Works by Edgar Rice Burroughs with their own trope pages include:
Tropes featured in his other works:
- Altar the Speed: In the backstory of The Mad King.
Neither his mother nor his father had ever returned to the little country since the day, thirty years before, that the big American had literally stolen his bride away, escaping across the border but a scant half-hour ahead of the pursuing troop of Luthanian cavalry.
- Badass Damsel: His heroines never lack pluck and while not the fighter the hero is, often can weigh in on a fray.
- Blue Blood: Constantly. A hero not of Royal Blood is at least this.
- Born in the Wrong Century: Tom Billings in The People That Time Forgot.
- Cannot Spit It Out: All over the place.
- A Child Shall Lead Them: The boy kind in The Mad King.
- Contemporary Caveman: The novel The Eternal Lover and the short stort "The Resurrection of Jimber Jaw".
- Contrived Coincidence: His plots are stuffed with them.
- Culture Clash: An ingredient of a big percentage of Burroughs' books, especially in the Lost World and Planetary Romance stories.
- Damsel in Distress: Almost every major female character at one point or another.
- Dirty Coward: More than one of his villains.
- Emergency Impersonation: The Mad King
- Everything's Better with Dinosaurs: Caprona, aka Caspak, the Land That Time Forgot.
- Frazetta Man: Burroughs' books are full of these guys. It's also worth noting that just having a Frank Frazetta painting on a book's cover is said to have sold a lot of books that might not have sold otherwise.
- Hollow World: Apart from the Pellucidar series, The Moon Maid offers a hollow and inhabited moon.
- Human Aliens
- Hunting Accident: Proposed for Von der Tann in The Mad King.
- Literary Agent Hypothesis: Used for many of his works, including the Amtor novels, where he is visited psychically by the protagonist, Carson Napier of Venus (who oddly enough, rarely uses his psychic powers for anything other than giving Burroughs infodumps).
- Loin Cloth: The official dress code in many a Burroughs novel.
- Lost World: Several, including Caprona (or Caspak in native-speak).
- Love At First Sight: Common method of choosing a mate for a Burroughs hero.
- Love Hurts: Common result of choosing a mate for a Burroughs hero.
- Mama's Baby, Papa's Maybe: In Beyond Thirty, a savage tribe is advanced enough to recognize paternity, but matrilineal because of this trope, and not being advanced enough to pull of monogamous marriage.

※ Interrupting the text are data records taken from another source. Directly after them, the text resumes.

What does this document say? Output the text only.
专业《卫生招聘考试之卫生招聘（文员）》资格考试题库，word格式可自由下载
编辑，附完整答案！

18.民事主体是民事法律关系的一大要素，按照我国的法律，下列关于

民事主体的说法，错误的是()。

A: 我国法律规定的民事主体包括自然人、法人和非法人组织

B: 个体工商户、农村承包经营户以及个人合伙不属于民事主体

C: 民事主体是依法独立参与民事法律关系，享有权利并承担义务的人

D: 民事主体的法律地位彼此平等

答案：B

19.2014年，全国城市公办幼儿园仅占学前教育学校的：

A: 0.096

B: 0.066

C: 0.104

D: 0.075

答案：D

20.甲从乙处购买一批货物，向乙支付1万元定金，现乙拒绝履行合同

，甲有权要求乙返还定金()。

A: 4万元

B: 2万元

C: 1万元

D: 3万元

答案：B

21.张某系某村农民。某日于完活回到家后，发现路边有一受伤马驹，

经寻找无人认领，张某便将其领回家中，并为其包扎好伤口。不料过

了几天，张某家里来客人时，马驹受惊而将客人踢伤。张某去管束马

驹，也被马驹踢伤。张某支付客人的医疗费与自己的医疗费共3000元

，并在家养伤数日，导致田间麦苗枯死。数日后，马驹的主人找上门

- Mighty Whitey: Carson Napier, Bowen Tyler... the list goes on. Practically every hero who gets thrust into a "savage" environment.
- Mysterious Antarctica: The Land That Time Forgot and its sequels.
- Nice to the Waiter: Von der Tann in The Mad King. One of the villains is aware of it, but considers it a bad point:
You know the old fox has always made it a point to curry favor with the common soldiers. When he was minister of war he treated them better than he did his officers.
- Oblivious to Love: Your typical Edgar Rice Burroughs hero needs to be hit over the head with a club, several times, before he realizes that he has fallen in love with the heroine.
- Oh Wait, This Is My Grocery List: Happens to the Prime Minister in Minidoka: 937th Earl of One Mile Series M.
- Planetary Romance: Apart from the famous Mars (Barsoom) series, there was another set on Venus.
- Reading the Stage Directions Out Loud: The Prime Minister in Minidoka: 937th Earl of One Mile Series M.
- Reincarnation: The Julian heroes in the Moon duology.
- Royal Blood: constantly.
- Royal Brat: The Leper King Lodivarman in The Land of Hidden Men.
- Somewhere a Paleontologist Is Crying: The Land that Time Forgot series has, among other issues, a Tyrannosaurus Rex running on all fours.
- Strictly Formula: Burroughs stuck, most of the time, to a formula plot. His occasional departures were often less successful.
- The Unfrozen Caveman Lawyer: Tom Billings, the hero in The People That Time Forgot, adapts to life very easily in the primeval Lost World of Caspak and elects to stay there with the woman he loves.
- Vichy Earth: The Moon Men, at least the first half.
- Whip Sword: The spear-whips in Minidoka: 937th Earl of One Mile Series M.
- World War One: The Land That Time Forgot.